Empty sidewalk and snowplow tire tracks on the dirty snow.

I don’t know what happened to him; he never reappeared. Maybe his mother found out what he was doing at eight each morning. Maybe he moved somewhere warm where the swish of ski pants was an alien dialect. Maybe he didn’t look both ways when crossing that intersection back there. Maybe he’s buried somewhere and his mom sobs but she’s proud of him because he always wore his ski pants. Or maybe he grew up and realized that following older girls by their heels is actually really rude.

I like to think he never grew up.
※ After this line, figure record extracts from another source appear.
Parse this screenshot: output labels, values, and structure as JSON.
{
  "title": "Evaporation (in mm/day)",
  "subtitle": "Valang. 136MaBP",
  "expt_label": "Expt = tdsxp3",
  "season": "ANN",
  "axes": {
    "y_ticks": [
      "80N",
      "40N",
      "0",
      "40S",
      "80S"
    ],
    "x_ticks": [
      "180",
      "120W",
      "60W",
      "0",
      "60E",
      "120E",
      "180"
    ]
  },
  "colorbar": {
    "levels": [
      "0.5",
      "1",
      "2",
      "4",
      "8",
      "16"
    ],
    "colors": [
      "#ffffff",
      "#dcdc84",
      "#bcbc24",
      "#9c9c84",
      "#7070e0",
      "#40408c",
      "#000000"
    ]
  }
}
I like to think Peter Pan flew in his bedroom window and invited him to Neverland with an outstretched hand. That’s where he lives now: among the Lost Boys and the rest of Peter Pan’s troupe, where they can and will do anything. Even step on girls’ heels, if they feel like it. It isn’t rude to stalk; it’s fun. And they trudge around in bare feet like Huck Finn and defeat Captain Hook with wooden swords.

Sometimes I wish he’d visit me. I’d hear the swish of his snow pants and feel his sneakers raking my heels. Maybe, I’d ask his name.

Maybe, he’d walk beside me, and we’d talk.